Multi-Head Latent Attention (sebastianraschka.com)

🤖 AI Summary
Multi-Head Latent Attention (MLA) is a memory-saving attention variant used in DeepSeek V2/V3/R1 that compresses keys and values into a lower-dimensional latent space before writing them to the KV cache, then projects them back at inference. Unlike Grouped-Query Attention (GQA), which reduces the number of KV heads, MLA reduces KV storage size directly by storing a latent representation. The technique pairs naturally with KV caching for long-context inference and — according to ablations cited by the DeepSeek authors — can slightly outperform standard multi-head attention (MHA) in modeling quality, which helps explain its adoption over GQA. Technically, KV cache bytes scale roughly with batch_size × seqlen × n_layers × latent_dim for MLA versus batch_size × seqlen × n_layers × 2×embed_dim for MHA (K and V).
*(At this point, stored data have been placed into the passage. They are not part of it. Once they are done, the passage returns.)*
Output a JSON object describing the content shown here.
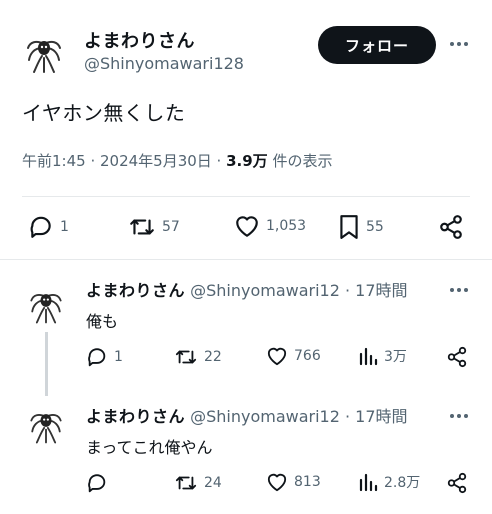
{
  "main_tweet": {
    "display_name": "よまわりさん",
    "handle": "@Shinyomawari128",
    "follow_label": "フォロー",
    "text": "イヤホン無くした",
    "timestamp": "午前1:45 · 2024年5月30日 · ",
    "views_count": "3.9万",
    "views_label": " 件の表示",
    "stats": {
      "replies": "1",
      "retweets": "57",
      "likes": "1,053",
      "bookmarks": "55"
    }
  },
  "replies": [
    {
      "display_name": "よまわりさん",
      "handle_time": " @Shinyomawari12 · 17時間",
      "text": "俺も",
      "stats": {
        "replies": "1",
        "retweets": "22",
        "likes": "766",
        "views": "3万"
      }
    },
    {
      "display_name": "よまわりさん",
      "handle_time": " @Shinyomawari12 · 17時間",
      "text": "まってこれ俺やん",
      "stats": {
        "replies": "",
        "retweets": "24",
        "likes": "813",
        "views": "2.8万"
      }
    }
  ],
  "icons": {
    "reply": "speech-bubble-icon",
    "retweet": "retweet-icon",
    "like": "heart-icon",
    "bookmark": "bookmark-icon",
    "share": "share-icon",
    "views": "bar-chart-icon",
    "more": "more-dots-icon"
  },
  "colors": {
    "text_primary": "#0f1419",
    "text_secondary": "#536471",
    "follow_button_bg": "#0f1419",
    "divider": "#e6e9eb"
  }
}
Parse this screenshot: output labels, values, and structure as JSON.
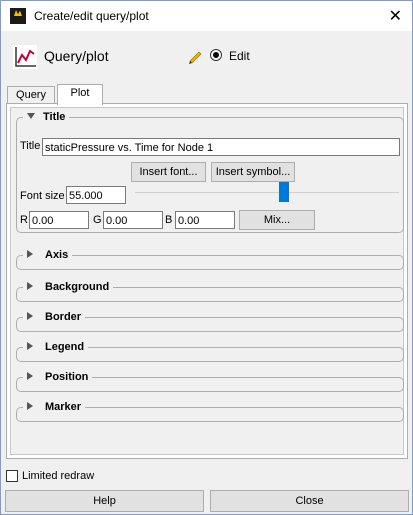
{
  "window": {
    "title": "Create/edit query/plot"
  },
  "header": {
    "title": "Query/plot",
    "mode_label": "Edit"
  },
  "tabs": [
    {
      "label": "Query"
    },
    {
      "label": "Plot"
    }
  ],
  "title_section": {
    "heading": "Title",
    "title_label": "Title",
    "title_value": "staticPressure vs. Time for Node 1",
    "insert_font": "Insert font...",
    "insert_symbol": "Insert symbol...",
    "font_size_label": "Font size",
    "font_size_value": "55.000",
    "r_label": "R",
    "r_value": "0.00",
    "g_label": "G",
    "g_value": "0.00",
    "b_label": "B",
    "b_value": "0.00",
    "mix_label": "Mix...",
    "font_size_slider_fraction": 0.56
  },
  "collapsed_sections": [
    {
      "label": "Axis"
    },
    {
      "label": "Background"
    },
    {
      "label": "Border"
    },
    {
      "label": "Legend"
    },
    {
      "label": "Position"
    },
    {
      "label": "Marker"
    }
  ],
  "footer": {
    "limited_redraw_label": "Limited redraw",
    "help_label": "Help",
    "close_label": "Close"
  },
  "colors": {
    "accent": "#0078d7",
    "border": "#adadad",
    "background": "#f0f0f0"
  },
  "icons": [
    "app-icon",
    "close-icon",
    "plot-icon",
    "pencil-icon",
    "triangle-down-icon",
    "triangle-right-icon"
  ]
}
That compression can yield large savings: e.g., compressing embed_dim 2048 → latent_dim 1024 gave ~75% KV cache reduction (≈4× smaller) in the provided estimator. Practical tradeoffs include one extra projection at inference (and queries are only compressed during training), and the compression hyperparameter must be tuned—too small a latent_dim hurts performance. Example runs show memory dropping from ~1.54 GB to ~0.68 GB with modest impact on throughput. Code, a memory estimator, and an MLA reference implementation (inspired by Hugging Face’s deepseek-mla) are provided for experimenting and integrating MLA as a drop-in replacement in GPT-style models.